CALCM lead engineer Gary Haler explained, “It’s more of a blast effect than you get from a grenade. We were looking for that blast from overpressure to do the damage.”

The CALCM D is a penetrator missile.

“Those are the ones designed to go after hard and deeply buried targets,” Peach said. “This missile, when it impacts, is traveling at roughly 1,000 feet per second. What this does is penetrate the target. It goes inside a bunker, in a specific room and blows up once it gets inside the room and destroys everything.”

The CALCMs were developed before Operation Desert Storm as a classified project.

“There were a handful made initially, and that was all that was ever going to be made,” Peach said. “But they worked so well that we’ve made several hundred since then.”

In 1996, the CALCM was first conceptually demonstrated as a precision weapon. However, Peach said, “It was not near as accurate as it is today.”

The CALCM now has the ability to strike its intended target despite possible enemy interference efforts, Haler said.

“In the presence of jamming, we are still a precision strike weapon,” he said. “We have conducted flight tests under jamming scenarios, and the CALCM performed as expected.”

CALCMs played a significant role in the initial coalition strikes against Iraq, Peach said.

“From 500 miles away, it will go to Baghdad, find a palace and strike,” he said. “What does that do? Well, we didn’t have to put an aircraft over Baghdad. We didn’t have to put a pilot in the air over Baghdad. There was no risk of losing an aircraft or a pilot (to hostile fire).”

“It allows the warfighter to take out maybe a command and control facility inside Baghdad to soften it up so that other aircraft … can get closer,” Haler said.

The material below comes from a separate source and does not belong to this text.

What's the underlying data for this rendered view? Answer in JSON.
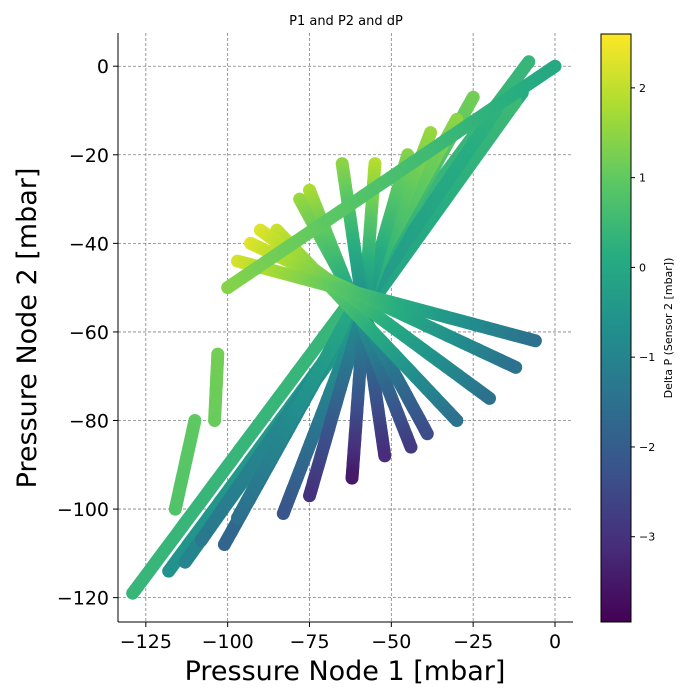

The CALCM’s successes gratify Peach and Haler, they said, but its more important life-saving measures are what they really care about.

“It makes me feel good to know that our aircrews are out of harm’s way and that (the crew) can return to their family in this great country because of what we do here,” Haler said. “I think I speak for the whole team when I say we take great pride in that.”